In recent years, countless extreme weather events clearly indicate that climate change is not only a future phenomenon but is already taking place. Some effects of global warming—desertification, more frequent droughts, less frequent but more intense precipitation, lower crop yields—inflame existing social conflicts. In the Global South, climate change aggravates the crises of poverty, violence, and unrest that result from the legacies of colonialism and neoliberal capitalism. This vicious circle fuels humanitarian crises and civil wars that amplify political, economic and environmental disasters.
Despite clear warnings, the ruling powers do not have a political agenda with a serious strategy to reduce use of fossil fuels, the main cause of global warming. A fossil-fuel fundamentalism seems to dominate throughout the globe.
Recently, some of Norway’s politicians have advocated extracting petroleum in one of the largest fish and aquatic life spawning grounds on the planet, the sea encircling the Lofoten archipelago. The deepwater drilling would have unpredictable effects on the fish populations and some of the world’s cleanest waters. With the idyllic landscapes of the Lofoten archipelago as its background, Leave It in the Ground describes the climate crisis not as a technical and scientific problem, but as a political problem. The film discusses how ecological and humanitarian disasters caused through global warming might topple old orders and open up possibilities that could lead to long-term social and political transformations, both positive and negative.

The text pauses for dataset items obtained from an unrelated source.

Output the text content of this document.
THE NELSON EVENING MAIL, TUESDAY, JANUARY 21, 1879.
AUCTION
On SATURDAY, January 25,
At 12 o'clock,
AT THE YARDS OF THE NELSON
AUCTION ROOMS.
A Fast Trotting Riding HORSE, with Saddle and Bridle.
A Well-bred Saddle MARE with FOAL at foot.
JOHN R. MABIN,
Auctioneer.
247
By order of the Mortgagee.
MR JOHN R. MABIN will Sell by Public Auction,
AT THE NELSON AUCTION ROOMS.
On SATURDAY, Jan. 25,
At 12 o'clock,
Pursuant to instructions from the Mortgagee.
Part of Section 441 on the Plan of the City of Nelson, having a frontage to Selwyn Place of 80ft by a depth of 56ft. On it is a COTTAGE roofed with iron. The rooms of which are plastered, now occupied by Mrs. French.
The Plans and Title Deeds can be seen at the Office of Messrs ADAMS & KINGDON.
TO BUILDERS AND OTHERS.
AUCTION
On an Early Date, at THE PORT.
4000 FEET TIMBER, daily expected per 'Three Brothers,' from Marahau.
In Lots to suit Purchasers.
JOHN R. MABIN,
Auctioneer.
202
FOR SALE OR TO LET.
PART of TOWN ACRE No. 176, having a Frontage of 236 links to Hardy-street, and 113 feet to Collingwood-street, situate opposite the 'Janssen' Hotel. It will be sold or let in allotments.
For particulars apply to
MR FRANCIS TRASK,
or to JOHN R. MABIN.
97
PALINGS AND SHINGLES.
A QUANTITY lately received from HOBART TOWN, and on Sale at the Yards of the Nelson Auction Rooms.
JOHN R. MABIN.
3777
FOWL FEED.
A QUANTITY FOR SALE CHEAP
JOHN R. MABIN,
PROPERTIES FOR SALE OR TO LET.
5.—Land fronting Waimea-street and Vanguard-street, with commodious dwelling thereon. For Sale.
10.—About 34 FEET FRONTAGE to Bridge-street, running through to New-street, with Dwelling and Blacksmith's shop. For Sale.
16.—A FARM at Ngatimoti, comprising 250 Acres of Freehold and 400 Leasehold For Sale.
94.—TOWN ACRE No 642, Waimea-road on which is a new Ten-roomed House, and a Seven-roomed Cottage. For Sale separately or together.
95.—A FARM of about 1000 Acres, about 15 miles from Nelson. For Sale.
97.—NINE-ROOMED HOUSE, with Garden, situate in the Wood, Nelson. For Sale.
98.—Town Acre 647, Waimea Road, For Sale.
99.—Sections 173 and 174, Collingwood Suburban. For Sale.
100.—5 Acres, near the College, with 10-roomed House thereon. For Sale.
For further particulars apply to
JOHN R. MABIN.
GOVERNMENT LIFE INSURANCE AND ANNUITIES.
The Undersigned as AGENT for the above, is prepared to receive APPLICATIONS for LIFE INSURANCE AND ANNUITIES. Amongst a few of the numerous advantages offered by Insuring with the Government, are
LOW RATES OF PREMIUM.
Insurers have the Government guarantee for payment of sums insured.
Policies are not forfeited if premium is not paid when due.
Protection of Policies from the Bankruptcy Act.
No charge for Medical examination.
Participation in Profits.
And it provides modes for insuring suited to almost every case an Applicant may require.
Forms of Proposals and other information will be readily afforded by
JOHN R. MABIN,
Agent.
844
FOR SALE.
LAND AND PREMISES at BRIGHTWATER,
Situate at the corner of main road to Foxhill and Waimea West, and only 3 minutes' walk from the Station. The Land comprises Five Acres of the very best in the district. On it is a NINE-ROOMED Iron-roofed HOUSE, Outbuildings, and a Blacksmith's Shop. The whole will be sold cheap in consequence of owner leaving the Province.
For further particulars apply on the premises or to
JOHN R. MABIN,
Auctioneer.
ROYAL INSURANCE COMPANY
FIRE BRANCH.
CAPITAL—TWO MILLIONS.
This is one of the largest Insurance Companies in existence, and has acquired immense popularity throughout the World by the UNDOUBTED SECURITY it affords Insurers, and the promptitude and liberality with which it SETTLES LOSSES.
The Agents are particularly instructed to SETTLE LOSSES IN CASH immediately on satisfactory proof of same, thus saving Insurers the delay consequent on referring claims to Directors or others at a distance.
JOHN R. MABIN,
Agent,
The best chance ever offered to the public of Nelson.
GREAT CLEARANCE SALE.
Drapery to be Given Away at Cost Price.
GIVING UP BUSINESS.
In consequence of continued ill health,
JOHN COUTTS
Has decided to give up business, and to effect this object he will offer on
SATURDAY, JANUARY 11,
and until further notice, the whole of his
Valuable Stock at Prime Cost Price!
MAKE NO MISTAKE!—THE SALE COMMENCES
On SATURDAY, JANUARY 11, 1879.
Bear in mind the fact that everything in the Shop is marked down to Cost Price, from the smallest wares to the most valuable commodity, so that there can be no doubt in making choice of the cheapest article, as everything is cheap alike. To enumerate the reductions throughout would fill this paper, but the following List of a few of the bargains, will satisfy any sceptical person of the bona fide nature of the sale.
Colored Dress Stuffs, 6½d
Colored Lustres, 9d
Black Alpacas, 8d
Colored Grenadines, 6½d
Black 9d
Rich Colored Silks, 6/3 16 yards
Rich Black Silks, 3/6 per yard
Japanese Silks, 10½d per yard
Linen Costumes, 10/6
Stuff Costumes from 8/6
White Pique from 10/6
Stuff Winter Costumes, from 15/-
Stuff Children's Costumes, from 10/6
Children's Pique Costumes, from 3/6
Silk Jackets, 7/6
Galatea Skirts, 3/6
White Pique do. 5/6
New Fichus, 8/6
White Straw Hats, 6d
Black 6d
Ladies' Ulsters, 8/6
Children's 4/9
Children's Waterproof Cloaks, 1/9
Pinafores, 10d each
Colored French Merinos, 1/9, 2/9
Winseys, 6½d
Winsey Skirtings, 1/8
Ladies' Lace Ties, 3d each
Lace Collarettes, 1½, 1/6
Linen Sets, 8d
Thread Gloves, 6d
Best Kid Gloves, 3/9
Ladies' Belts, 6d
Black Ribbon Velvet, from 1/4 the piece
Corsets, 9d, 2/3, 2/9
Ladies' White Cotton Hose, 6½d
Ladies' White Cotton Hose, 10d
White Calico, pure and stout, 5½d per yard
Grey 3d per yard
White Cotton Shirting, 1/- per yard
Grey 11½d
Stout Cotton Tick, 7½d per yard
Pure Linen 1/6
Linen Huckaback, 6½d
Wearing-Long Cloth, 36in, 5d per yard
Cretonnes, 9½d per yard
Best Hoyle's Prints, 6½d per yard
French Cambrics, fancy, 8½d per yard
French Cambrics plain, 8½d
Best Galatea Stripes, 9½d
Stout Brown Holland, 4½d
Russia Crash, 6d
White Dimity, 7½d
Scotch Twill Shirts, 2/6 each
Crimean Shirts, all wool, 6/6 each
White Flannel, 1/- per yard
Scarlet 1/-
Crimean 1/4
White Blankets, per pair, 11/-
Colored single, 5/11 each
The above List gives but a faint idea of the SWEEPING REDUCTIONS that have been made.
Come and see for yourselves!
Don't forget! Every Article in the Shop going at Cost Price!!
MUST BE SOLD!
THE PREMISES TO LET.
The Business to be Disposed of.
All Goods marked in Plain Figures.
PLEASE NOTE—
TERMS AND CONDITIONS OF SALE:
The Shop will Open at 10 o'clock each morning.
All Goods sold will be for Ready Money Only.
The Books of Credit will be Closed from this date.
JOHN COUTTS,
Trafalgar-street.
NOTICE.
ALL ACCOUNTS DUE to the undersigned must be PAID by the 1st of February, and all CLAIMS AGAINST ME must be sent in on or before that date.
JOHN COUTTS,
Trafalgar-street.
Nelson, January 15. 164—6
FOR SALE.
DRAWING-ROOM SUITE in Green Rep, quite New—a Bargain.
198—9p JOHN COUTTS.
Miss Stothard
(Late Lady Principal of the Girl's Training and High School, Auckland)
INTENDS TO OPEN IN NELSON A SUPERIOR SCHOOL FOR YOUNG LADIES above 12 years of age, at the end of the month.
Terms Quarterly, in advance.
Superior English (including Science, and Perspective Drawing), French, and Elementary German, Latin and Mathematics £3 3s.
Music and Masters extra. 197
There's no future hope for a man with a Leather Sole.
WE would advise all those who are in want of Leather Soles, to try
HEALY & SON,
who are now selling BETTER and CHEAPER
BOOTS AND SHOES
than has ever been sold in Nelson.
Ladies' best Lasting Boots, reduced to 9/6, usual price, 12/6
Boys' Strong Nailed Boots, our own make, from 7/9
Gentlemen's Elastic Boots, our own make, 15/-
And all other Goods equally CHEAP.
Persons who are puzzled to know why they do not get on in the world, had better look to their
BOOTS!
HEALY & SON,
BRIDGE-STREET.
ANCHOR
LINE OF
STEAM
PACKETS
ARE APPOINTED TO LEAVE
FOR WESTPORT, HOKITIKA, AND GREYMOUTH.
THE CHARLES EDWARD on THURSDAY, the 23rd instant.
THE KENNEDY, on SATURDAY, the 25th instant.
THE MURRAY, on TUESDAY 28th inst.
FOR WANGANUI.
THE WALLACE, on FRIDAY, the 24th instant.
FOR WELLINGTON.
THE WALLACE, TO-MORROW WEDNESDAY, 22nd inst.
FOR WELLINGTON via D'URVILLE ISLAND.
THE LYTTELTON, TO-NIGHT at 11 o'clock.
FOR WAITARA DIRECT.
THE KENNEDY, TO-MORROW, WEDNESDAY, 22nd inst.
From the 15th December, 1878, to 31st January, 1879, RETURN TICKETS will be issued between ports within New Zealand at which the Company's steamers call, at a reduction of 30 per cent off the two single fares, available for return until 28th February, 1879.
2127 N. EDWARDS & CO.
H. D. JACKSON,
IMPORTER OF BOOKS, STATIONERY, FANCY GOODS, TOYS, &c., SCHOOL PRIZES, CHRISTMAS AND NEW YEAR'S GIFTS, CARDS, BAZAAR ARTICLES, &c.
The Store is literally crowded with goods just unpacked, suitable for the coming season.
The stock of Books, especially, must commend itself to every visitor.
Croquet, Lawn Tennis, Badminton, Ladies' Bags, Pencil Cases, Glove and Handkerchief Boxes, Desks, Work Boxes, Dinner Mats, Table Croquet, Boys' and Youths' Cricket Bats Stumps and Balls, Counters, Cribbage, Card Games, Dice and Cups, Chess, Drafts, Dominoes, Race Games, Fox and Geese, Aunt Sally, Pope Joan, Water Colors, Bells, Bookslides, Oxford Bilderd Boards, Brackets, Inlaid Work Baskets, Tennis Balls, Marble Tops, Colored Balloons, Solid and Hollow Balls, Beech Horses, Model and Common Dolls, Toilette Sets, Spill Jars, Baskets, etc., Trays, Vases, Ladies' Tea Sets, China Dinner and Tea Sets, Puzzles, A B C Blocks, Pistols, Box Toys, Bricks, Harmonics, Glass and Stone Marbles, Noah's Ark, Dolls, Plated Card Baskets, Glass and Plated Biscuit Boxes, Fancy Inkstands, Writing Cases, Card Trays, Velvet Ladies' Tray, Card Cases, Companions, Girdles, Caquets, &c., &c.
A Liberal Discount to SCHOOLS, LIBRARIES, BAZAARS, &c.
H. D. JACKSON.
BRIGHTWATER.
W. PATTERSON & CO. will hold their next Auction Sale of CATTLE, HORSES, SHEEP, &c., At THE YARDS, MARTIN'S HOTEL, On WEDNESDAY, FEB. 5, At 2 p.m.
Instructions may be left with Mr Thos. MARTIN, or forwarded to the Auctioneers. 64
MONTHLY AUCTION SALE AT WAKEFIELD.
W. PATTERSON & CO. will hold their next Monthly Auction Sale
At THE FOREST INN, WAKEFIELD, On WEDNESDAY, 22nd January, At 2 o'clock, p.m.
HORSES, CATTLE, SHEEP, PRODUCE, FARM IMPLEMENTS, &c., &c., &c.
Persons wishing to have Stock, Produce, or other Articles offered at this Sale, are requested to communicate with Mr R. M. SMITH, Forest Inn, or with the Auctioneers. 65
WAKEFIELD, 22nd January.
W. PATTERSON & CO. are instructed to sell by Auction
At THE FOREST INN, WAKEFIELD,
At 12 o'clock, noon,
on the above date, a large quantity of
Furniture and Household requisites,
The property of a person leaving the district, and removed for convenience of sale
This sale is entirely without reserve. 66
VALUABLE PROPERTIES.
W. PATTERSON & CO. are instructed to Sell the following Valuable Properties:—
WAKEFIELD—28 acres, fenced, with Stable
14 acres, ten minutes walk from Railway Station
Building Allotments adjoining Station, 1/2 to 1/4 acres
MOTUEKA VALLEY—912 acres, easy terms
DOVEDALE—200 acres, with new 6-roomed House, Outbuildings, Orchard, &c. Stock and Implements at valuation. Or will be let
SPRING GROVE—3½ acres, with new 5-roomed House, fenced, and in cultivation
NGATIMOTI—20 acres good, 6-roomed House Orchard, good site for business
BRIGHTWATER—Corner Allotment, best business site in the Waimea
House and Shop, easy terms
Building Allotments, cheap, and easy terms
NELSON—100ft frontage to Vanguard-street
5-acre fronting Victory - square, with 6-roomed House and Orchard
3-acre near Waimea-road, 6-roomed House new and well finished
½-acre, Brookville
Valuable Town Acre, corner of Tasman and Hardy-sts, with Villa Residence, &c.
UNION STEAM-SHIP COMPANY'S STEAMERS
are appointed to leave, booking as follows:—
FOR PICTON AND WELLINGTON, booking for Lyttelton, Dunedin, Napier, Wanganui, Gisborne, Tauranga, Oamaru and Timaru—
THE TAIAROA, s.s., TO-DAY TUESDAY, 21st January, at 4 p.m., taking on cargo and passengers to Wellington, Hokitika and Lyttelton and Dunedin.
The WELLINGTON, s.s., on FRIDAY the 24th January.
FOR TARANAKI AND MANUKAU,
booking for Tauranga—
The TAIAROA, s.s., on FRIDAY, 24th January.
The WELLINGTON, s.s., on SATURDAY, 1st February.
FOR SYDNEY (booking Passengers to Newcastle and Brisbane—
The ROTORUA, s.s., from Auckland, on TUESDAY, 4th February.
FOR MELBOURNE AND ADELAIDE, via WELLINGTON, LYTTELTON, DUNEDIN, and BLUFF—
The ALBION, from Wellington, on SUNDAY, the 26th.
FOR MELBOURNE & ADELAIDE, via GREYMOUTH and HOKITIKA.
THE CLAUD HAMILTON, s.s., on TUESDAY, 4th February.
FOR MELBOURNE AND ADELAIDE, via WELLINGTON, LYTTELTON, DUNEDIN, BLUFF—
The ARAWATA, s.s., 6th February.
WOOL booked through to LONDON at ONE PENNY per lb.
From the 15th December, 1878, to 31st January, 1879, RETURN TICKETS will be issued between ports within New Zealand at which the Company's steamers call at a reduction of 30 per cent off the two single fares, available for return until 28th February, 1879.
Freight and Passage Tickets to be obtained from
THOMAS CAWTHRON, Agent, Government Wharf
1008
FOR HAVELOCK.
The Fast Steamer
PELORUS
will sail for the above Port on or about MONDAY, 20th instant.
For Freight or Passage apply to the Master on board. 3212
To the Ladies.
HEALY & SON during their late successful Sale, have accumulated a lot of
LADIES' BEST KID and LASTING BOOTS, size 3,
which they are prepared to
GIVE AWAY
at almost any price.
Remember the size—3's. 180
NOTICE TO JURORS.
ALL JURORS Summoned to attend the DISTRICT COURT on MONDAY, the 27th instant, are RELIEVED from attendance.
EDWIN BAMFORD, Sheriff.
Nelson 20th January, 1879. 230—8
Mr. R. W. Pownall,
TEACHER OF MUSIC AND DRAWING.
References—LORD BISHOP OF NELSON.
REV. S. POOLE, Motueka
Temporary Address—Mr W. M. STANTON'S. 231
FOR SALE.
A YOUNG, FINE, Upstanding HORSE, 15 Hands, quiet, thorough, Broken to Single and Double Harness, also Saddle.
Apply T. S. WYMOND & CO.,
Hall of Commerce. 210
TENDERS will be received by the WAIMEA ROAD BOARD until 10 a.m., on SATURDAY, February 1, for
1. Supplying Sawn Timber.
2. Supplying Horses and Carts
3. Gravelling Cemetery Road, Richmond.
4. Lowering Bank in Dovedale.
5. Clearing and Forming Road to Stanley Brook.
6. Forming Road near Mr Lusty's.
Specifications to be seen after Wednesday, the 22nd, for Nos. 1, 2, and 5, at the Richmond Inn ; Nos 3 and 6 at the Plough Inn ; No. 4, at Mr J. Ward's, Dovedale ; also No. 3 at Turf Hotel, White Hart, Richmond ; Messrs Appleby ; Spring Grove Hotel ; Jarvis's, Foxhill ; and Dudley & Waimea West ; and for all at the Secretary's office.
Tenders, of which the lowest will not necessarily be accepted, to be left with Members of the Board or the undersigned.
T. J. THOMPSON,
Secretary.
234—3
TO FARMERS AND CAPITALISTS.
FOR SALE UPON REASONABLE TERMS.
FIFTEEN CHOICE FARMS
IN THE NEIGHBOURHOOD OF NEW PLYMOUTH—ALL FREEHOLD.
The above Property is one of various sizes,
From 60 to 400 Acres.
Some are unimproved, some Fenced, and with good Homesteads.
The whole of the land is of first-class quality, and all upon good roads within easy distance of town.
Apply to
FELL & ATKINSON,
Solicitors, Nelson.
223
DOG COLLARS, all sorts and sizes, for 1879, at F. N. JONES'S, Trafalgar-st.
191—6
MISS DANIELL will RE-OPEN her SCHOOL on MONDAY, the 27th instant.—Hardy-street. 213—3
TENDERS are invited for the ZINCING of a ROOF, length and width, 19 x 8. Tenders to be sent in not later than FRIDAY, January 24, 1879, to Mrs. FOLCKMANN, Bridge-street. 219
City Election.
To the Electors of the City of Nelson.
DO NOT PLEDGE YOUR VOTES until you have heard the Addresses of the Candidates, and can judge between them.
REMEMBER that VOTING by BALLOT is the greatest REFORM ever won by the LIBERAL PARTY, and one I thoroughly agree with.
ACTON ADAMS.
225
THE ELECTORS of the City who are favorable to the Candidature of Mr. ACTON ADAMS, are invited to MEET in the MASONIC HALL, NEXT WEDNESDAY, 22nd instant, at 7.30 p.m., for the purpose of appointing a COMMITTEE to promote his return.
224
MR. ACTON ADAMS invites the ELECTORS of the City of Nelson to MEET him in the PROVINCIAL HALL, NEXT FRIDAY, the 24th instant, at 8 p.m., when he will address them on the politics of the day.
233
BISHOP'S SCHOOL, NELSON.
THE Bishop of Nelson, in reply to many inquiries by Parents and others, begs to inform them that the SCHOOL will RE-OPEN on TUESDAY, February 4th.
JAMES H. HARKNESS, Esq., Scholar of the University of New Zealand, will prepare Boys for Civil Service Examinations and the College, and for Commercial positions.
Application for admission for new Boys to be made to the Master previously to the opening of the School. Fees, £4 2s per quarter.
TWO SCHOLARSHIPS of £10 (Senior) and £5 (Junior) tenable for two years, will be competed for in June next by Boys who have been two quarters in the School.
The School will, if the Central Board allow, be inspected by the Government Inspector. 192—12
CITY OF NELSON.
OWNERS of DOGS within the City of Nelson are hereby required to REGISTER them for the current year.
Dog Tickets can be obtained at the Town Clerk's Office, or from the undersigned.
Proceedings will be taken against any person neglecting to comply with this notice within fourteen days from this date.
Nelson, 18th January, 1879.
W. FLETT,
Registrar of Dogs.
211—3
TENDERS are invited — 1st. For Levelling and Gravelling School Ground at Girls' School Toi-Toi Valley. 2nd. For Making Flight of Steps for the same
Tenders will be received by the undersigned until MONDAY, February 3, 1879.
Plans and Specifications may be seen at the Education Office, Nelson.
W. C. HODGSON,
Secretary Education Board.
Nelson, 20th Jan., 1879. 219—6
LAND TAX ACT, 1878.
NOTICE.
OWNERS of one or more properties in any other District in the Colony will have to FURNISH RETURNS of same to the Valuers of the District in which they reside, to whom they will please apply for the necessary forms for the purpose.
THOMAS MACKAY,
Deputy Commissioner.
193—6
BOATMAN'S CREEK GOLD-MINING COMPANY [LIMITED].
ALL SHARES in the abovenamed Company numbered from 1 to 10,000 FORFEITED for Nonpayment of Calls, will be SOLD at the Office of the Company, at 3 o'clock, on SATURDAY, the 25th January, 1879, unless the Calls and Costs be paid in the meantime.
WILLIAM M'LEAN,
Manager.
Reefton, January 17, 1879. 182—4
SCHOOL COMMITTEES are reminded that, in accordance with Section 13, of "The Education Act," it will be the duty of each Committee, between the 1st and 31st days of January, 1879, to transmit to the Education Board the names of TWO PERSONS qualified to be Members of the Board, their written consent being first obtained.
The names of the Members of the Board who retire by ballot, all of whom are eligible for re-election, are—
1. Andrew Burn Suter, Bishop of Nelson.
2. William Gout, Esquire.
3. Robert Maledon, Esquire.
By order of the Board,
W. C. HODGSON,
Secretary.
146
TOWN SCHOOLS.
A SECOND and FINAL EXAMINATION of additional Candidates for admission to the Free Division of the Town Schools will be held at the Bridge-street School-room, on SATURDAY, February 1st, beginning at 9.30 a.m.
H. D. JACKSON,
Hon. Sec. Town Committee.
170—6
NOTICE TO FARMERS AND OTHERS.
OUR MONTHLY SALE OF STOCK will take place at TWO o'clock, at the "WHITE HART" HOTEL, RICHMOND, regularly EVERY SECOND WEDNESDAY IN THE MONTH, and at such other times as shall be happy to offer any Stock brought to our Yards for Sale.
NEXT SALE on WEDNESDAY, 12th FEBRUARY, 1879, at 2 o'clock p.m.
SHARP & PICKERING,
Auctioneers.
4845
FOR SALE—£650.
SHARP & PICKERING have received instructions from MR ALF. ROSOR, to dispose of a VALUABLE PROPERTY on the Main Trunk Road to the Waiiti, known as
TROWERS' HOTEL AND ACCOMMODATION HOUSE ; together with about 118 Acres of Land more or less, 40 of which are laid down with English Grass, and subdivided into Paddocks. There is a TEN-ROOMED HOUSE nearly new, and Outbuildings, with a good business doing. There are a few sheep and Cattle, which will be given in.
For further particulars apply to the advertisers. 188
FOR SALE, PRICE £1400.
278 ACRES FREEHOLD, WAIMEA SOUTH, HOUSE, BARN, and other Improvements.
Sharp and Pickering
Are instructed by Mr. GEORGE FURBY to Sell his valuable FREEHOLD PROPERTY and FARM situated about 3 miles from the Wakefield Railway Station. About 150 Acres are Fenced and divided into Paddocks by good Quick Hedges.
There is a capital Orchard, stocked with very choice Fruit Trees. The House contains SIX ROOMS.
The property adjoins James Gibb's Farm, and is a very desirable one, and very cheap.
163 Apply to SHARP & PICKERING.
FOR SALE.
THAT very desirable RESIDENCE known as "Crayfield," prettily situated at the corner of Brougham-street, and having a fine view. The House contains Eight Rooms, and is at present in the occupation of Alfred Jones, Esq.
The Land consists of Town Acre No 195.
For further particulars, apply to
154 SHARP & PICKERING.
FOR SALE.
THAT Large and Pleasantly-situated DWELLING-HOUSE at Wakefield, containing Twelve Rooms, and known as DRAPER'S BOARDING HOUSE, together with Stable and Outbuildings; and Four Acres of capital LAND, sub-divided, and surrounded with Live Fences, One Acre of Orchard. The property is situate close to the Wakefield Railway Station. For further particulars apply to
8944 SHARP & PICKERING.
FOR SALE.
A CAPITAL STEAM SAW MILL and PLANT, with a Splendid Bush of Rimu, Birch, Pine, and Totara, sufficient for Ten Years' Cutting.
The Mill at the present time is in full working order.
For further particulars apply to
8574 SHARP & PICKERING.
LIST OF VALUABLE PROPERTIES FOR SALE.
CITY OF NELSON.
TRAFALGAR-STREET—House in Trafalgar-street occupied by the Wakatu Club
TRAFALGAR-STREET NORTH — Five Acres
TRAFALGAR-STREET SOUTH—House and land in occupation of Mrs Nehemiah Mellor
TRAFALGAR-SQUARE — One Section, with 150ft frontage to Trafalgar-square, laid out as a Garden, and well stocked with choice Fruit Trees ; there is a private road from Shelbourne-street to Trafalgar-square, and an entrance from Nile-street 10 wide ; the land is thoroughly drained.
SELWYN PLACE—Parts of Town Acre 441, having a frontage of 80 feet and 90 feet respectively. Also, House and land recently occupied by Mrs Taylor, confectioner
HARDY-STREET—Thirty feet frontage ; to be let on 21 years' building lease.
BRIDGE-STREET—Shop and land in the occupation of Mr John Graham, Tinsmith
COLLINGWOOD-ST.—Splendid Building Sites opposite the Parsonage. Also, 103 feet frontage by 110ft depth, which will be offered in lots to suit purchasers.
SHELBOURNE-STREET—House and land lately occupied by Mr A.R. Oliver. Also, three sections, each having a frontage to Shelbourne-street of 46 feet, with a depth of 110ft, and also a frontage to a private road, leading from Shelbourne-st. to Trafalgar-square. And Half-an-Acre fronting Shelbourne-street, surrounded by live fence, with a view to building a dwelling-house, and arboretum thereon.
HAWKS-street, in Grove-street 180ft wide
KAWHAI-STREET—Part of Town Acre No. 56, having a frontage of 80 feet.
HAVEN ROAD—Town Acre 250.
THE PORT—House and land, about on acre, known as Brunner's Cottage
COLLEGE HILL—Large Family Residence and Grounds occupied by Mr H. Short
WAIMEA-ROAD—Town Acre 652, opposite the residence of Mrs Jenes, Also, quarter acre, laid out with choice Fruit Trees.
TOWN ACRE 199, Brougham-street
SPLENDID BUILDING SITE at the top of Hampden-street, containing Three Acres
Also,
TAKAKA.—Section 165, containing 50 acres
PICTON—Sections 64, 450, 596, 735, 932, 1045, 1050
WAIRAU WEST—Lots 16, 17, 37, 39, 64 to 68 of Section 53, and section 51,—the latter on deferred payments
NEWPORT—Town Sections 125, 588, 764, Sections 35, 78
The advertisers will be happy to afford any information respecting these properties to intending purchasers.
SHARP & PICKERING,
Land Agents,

Oliver Ressler, born 1970, lives and works as an artist and filmmaker in Vienna, Austria, and produces exhibitions, projects in the public space, and films on issues such as economics, democracy, global warming, forms of resistance and social alternatives. His projects have been in solo exhibitions at the Berkeley Art Museum, USA; Platform Garanti Contemporary Art Center, Istanbul; Museum of Contemporary Art, Belgrade; Centro Cultural Conde Duque, Madrid; Alexandria Contemporary Arts Forum, Egypt; BunkierSztuki Contemporary Art Gallery, Krakow and The Cube Project Space, Taipei. A retrospective of his 17 films took place at Centre d’ArtContemporain Genève throughout 2013.